Translating Hiromi Kawakami
Allison Markin Powell (U.S.A.)

When I recommend Hiromi Kawakami’s books, people often ask what they are about. This is actually a very difficult question to answer. Of course, ostensibly there is always a plot structure—a companionship that turns into friendship that develops into a May-December romance (Strange Weather in Tokyo) or the happenings in and around a thrift shop in western Tokyo (The Nakano Thrift Shop) or stories told by various women who each had some kind of relationship with the same man (The Ten Loves of Nishino)—but to tell the truth, the most prominent feature of Kawakami’s books is always the atmosphere that she conjures, the mood that she evokes, the neighborhood that she populates. One of the ways she does this is by setting up a hierarchy of distance between the reader and narrator, and then subsequently among the players in the story—and oh, the players, they are always so vivid! Even the most minor character is described with a telling detail to bring them sharply into focus. Kawakami then adds depth to this hierarchy of distance with time—it’s common for her narrators to be telling their stories from memory, so there is often a tinge of melancholy or nostalgia. And though the narrators may have the benefit of hindsight, rarely do they offer pronouncements or conclusions about the events they are describing.

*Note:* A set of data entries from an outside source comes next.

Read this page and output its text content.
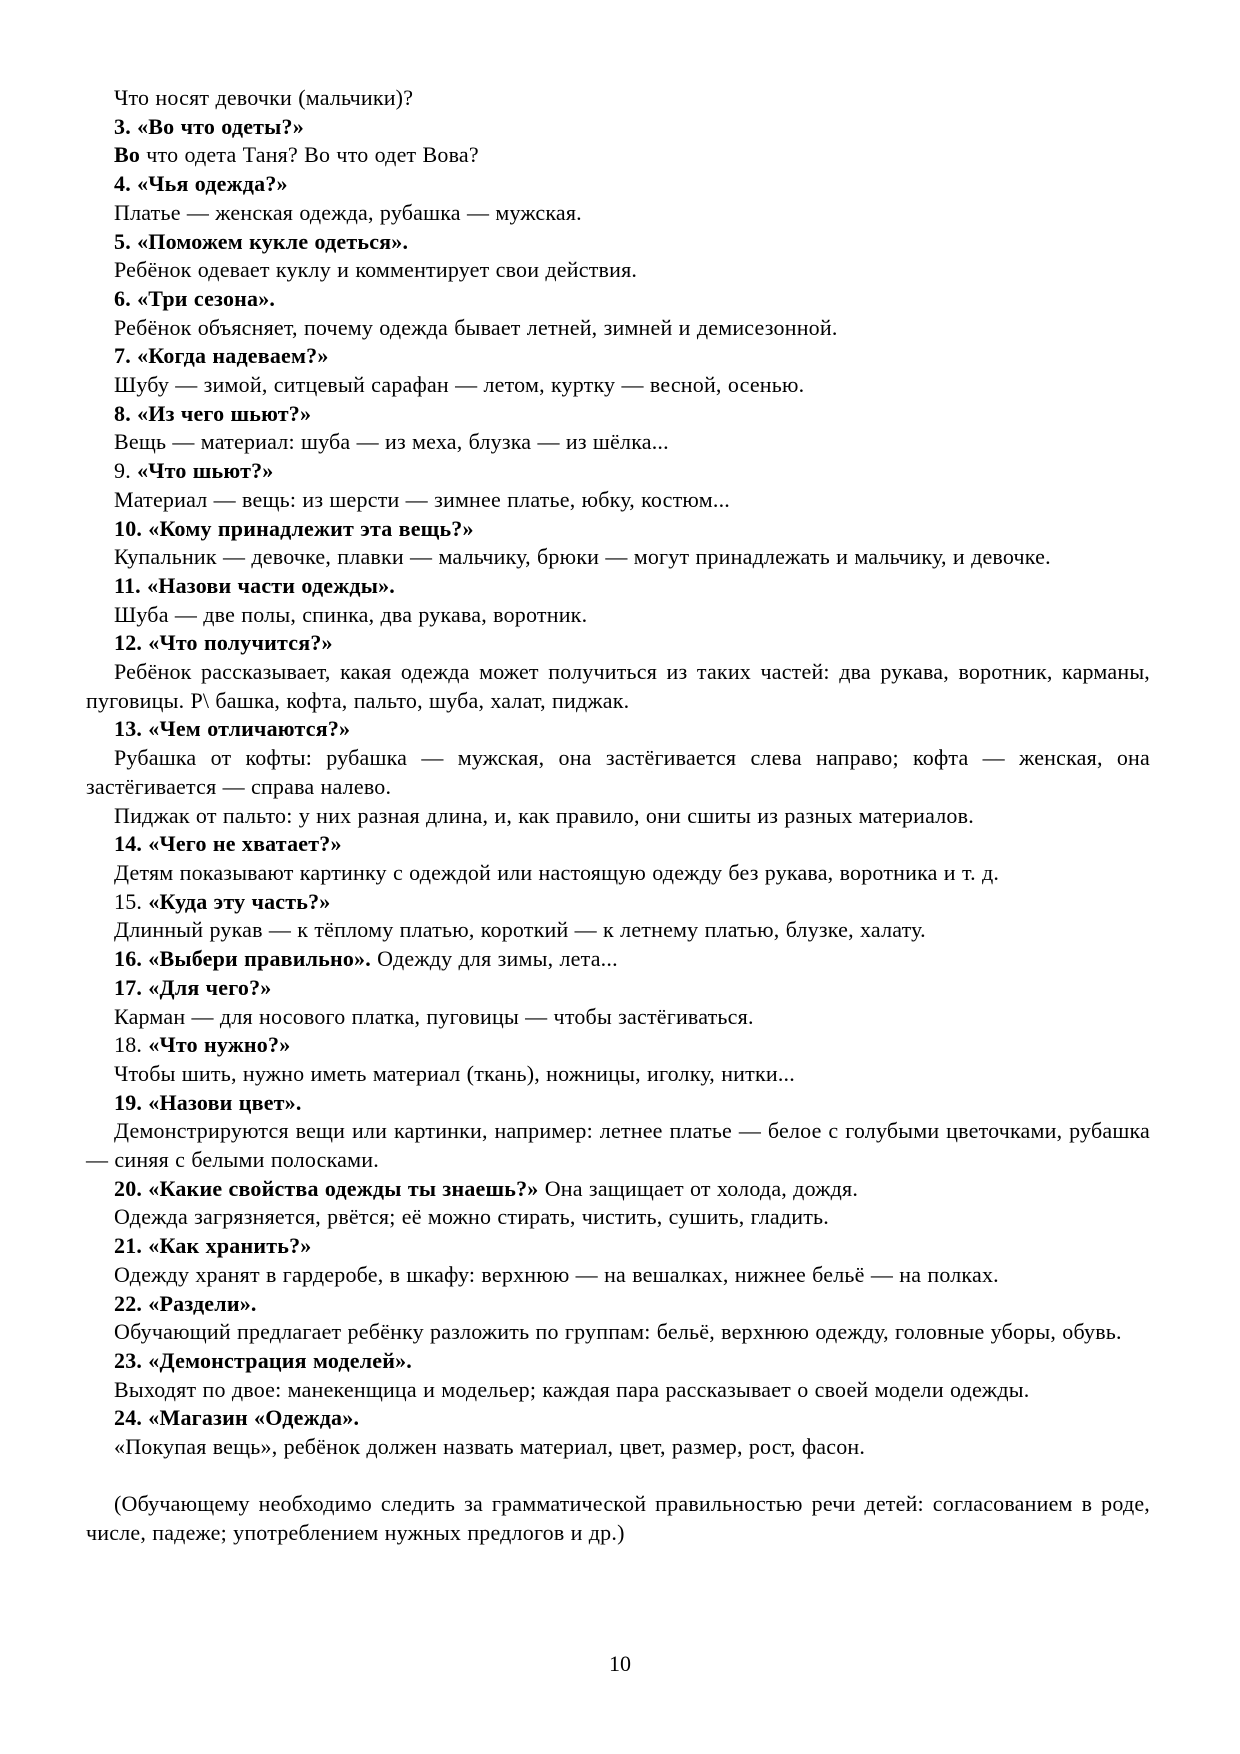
Что носят девочки (мальчики)?

3. «Во что одеты?»

Во что одета Таня? Во что одет Вова?

4. «Чья одежда?»

Платье — женская одежда, рубашка — мужская.

5. «Поможем кукле одеться».

Ребёнок одевает куклу и комментирует свои действия.

6. «Три сезона».

Ребёнок объясняет, почему одежда бывает летней, зимней и демисезонной.

7. «Когда надеваем?»

Шубу — зимой, ситцевый сарафан — летом, куртку — весной, осенью.

8. «Из чего шьют?»

Вещь — материал: шуба — из меха, блузка — из шёлка...

9. «Что шьют?»

Материал — вещь: из шерсти — зимнее платье, юбку, костюм...

10. «Кому принадлежит эта вещь?»

Купальник — девочке, плавки — мальчику, брюки — могут принадлежать и мальчику, и девочке.

11. «Назови части одежды».

Шуба — две полы, спинка, два рукава, воротник.

12. «Что получится?»

Ребёнок рассказывает, какая одежда может получиться из таких частей: два рукава, воротник, карманы, пуговицы. Р\ башка, кофта, пальто, шуба, халат, пиджак.

13. «Чем отличаются?»

Рубашка от кофты: рубашка — мужская, она застёгивается слева направо; кофта — женская, она застёгивается — справа налево.

Пиджак от пальто: у них разная длина, и, как правило, они сшиты из разных материалов.

14. «Чего не хватает?»

Детям показывают картинку с одеждой или настоящую одежду без рукава, воротника и т. д.

15. «Куда эту часть?»

Длинный рукав — к тёплому платью, короткий — к летнему платью, блузке, халату.

16. «Выбери правильно». Одежду для зимы, лета...

17. «Для чего?»

Карман — для носового платка, пуговицы — чтобы застёгиваться.

18. «Что нужно?»

Чтобы шить, нужно иметь материал (ткань), ножницы, иголку, нитки...

19. «Назови цвет».

Демонстрируются вещи или картинки, например: летнее платье — белое с голубыми цветочками, рубашка — синяя с белыми полосками.

20. «Какие свойства одежды ты знаешь?» Она защищает от холода, дождя.

Одежда загрязняется, рвётся; её можно стирать, чистить, сушить, гладить.

21. «Как хранить?»

Одежду хранят в гардеробе, в шкафу: верхнюю — на вешалках, нижнее бельё — на полках.

22. «Раздели».

Обучающий предлагает ребёнку разложить по группам: бельё, верхнюю одежду, головные уборы, обувь.

23. «Демонстрация моделей».

Выходят по двое: манекенщица и модельер; каждая пара рассказывает о своей модели одежды.

24. «Магазин «Одежда».

«Покупая вещь», ребёнок должен назвать материал, цвет, размер, рост, фасон.

(Обучающему необходимо следить за грамматической правильностью речи детей: согласованием в роде, числе, падеже; употреблением нужных предлогов и др.)

10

I have had the honor and pleasure to translate four books by Kawakami over the past decade. I’ve also had the chance to translate an essay she wrote for The New York Times and a short story from her debut collection. So within Kawakami’s hierarchy of distance, I dare to say that I feel “close” to her writing.

Perhaps not surprising, since translators are perhaps the closest readers—we strive to understand as much as possible about a text in order to render it anew in another language. But even when I can explain what a piece of Kawakami’s fiction is about, I don’t always know what it means. Nor do I feel the need for any such certainty. Indeed, Kawakami herself seems quite content to allow her readers to make their own interpretations. As her translator, I feel a similar responsibility to leave things open.

Compared to English, Japanese allows for a much greater degree of ambiguity, so when bringing Kawakami’s text into English, it can be a challenge to maintain the elusiveness of her prose. Often what feels like the best solution is to hew as close as possible to the original, on a language level— to preserve the spareness, being careful not to add any unjustified clarifications. To fail to respect the intangibility of Kawakami’s writing is to risk coloring or defining her in an unintended way; it can lock her style into a more fixed position, precluding latent possibilities and limiting the actual breadth of her talents as a writer.

The most recent piece of Kawakami’s work that I translated is actually one of her earliest stories. “I Won’t Let You Go” is about a mermaid. The narrator’s upstairs neighbor returns from a vacation, bringing with him a small mermaid that he came by. The neighbor then asks the narrator to keep the mermaid for him and she obliges, despite her misgivings, but soon falls under the mermaid’s spell as well.

Whenever I write a literary translation, I am trying to recreate for the English-language reader the experience of reading the original text in Japanese. In this case, that involves casting a spell over the reader, as the mermaid does to the characters in the story. I have spoken elsewhere about hearing the “voice” of the text. In Kawakami’s works, there are often various layers of voices—the narrative voice as well as the actual voices of the characters. Kawakami employs an idiosyncratic use of quotation marks when her characters are in conversation with each other—sometimes they appear and sometimes, even in the midst of dialogue, they do not. To my eye (and ear), this serves the hierarchy of distance that I mentioned earlier—it cultivates a sense of interiority between and among the characters, adding further texture to their relationships and to the connection with the reader.

Perhaps it goes without saying, but I always strive to maintain the preferences that I see have been made by the author. If literary translation is a series of word choices, it is a delicate balance of preserving as many potential interpretations that are present in Japanese while being aware of whatever may be excluded by the decisions I make.

I mentioned earlier that I feel “close” to Kawakami’s writing. When I began working on my third book translation of hers, I experienced a feeling of cozy familiarity, and I recall describing it to someone as akin to sliding on a pair of slippers—it was that comfortable. Not to say that I find her work easy to translate, just that I have a sense of her style and rhythm and, to reiterate, what she leaves unsaid.

The poet and translator William I. Elliott alludes to this same feeling in a poem about translating Shuntaro Tanikawa’s work—which he has done over the course of sixty years, so his slippers are extremely well worn. It’s an apt reference because I met Bill in the course of translating Strange Weather in Tokyo. In that novel, Kawakami cites two poems by Seihaku Irako. The first, “Wandering,” had been published in an anthology in a translation by Bill and Katsumasa Nishihara. As a result of requesting permission to use their translation, the three of us became friends, exchanging books in the mail and gathering together whenever I visit Tokyo.

I slip into the poems
as unconscious of them as they are of me,
They are there. Somehow they are inside me,
that’s all.

From Shun’s Slippers by William I. Elliott

Kawakami’s writing dwells inside of me too, and I’m grateful for the camaraderie.